Forum: QueerDisability list
Date: 05/05/2005

[About the National Gay and Lesbian Task Force's apparent unwillingness to commit to involve queers with disabilities...]

On 5/5/05 2:13 PM, "Carlos M." wrote:

I'm not surprised by the complaints made by others here, Steve. All they do is scream and complain first, without trying to talk. Yet, will they actually do anything? I have never seen any action from these people.

You are wrong. Many people with disabilities have worked within and with the NGLTF to address queer disability issues in its conferences, but were told, and I quote, that disability was "not a core priority" for the organization (this comment was made in response to queer people with disabilities who protested that they only scheduled one disability-related workshop in the whole conference back in 2002).

And before you accuse me of doing nothing, I was the person who organized that one workshop in 2002, and again in 2003; in 2003, there was also another session on disability, which was horrible. They first invited Eli Clare and Diana Courvant, both of whom had to cancel due to financial and other reasons. Then they asked me to be on the panel as a backup since I was already going to be at the conference.

The whole panel was completely disappointing, as I ended up sharing the panel with someone who works at a local welfare office who gave a lecture about how to apply for disability benefits, which was condescending and irrelevant, and another person who works for a LGBT community center who talked about how it was an improvement that the group now tells people how unaccessible their events are instead of keeping it quiet, while continuing to hold events at inaccessible venues.

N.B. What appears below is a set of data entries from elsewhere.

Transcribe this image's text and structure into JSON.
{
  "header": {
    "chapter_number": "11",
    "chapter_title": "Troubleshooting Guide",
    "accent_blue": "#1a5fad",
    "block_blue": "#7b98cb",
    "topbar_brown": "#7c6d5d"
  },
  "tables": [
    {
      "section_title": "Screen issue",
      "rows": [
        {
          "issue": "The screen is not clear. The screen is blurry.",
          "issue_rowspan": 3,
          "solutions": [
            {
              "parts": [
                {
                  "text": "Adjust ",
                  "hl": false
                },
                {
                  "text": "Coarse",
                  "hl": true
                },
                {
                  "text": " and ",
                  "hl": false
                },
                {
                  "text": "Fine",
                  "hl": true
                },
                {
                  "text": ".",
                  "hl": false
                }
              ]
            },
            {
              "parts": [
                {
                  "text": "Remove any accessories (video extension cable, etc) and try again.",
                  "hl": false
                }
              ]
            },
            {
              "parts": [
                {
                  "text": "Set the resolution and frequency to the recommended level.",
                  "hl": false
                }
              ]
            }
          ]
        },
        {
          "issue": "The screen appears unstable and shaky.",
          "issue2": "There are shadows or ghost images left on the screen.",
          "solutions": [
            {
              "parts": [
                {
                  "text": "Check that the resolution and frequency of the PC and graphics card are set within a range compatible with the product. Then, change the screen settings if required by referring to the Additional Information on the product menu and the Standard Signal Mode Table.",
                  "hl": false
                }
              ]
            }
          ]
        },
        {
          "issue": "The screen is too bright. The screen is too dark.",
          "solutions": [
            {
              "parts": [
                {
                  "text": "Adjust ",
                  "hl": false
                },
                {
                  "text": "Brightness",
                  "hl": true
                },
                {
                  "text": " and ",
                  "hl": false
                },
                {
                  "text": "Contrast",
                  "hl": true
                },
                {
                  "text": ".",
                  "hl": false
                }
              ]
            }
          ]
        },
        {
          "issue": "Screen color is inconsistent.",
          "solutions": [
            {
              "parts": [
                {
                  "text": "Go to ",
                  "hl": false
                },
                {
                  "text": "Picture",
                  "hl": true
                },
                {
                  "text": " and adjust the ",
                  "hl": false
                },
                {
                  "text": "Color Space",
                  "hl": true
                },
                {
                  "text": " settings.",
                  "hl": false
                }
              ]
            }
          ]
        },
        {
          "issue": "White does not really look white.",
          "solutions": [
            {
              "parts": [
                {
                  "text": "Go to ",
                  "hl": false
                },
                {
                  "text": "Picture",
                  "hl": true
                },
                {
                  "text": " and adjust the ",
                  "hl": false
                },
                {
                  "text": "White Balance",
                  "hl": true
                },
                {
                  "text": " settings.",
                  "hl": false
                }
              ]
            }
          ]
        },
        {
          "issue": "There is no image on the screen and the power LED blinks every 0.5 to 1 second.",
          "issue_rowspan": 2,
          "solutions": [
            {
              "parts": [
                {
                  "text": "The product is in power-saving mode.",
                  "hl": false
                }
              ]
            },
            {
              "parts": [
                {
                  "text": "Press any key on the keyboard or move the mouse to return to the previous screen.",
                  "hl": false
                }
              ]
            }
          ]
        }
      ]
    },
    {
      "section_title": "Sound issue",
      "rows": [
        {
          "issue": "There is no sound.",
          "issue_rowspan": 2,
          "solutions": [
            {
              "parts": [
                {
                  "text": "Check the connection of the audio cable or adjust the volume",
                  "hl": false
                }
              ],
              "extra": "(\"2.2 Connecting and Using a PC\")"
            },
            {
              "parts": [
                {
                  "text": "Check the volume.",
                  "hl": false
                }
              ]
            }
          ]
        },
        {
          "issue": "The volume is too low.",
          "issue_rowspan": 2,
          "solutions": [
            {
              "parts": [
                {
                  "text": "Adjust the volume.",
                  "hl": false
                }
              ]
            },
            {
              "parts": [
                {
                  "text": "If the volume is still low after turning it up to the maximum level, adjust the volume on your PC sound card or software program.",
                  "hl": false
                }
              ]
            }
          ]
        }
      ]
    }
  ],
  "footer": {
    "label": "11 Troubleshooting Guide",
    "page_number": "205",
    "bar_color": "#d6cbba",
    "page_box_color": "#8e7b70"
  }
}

In 2004, I chose not to do any workshop related to disability because I didn't want to give the conference the appearance of having some commitment to addressing disability issues when it didn't.

Some people feel deeply distrustful of this conference precisely because they've contributed their time and energy to make it more inclusive, but were met with no institutional backing. Your accusation that these people are doing nothing but complaining is 1) factually inaccurate, 2) offensive, and 3) only allows the NGLTF to continue its neglect of and indifference to queer people with disabilities.

People, before you start complaining, try working with people.

But you are doing exactly that--complaining without actually doing anything. Or are you actually doing something to make Creating Change conference more inclusive of disabled queers?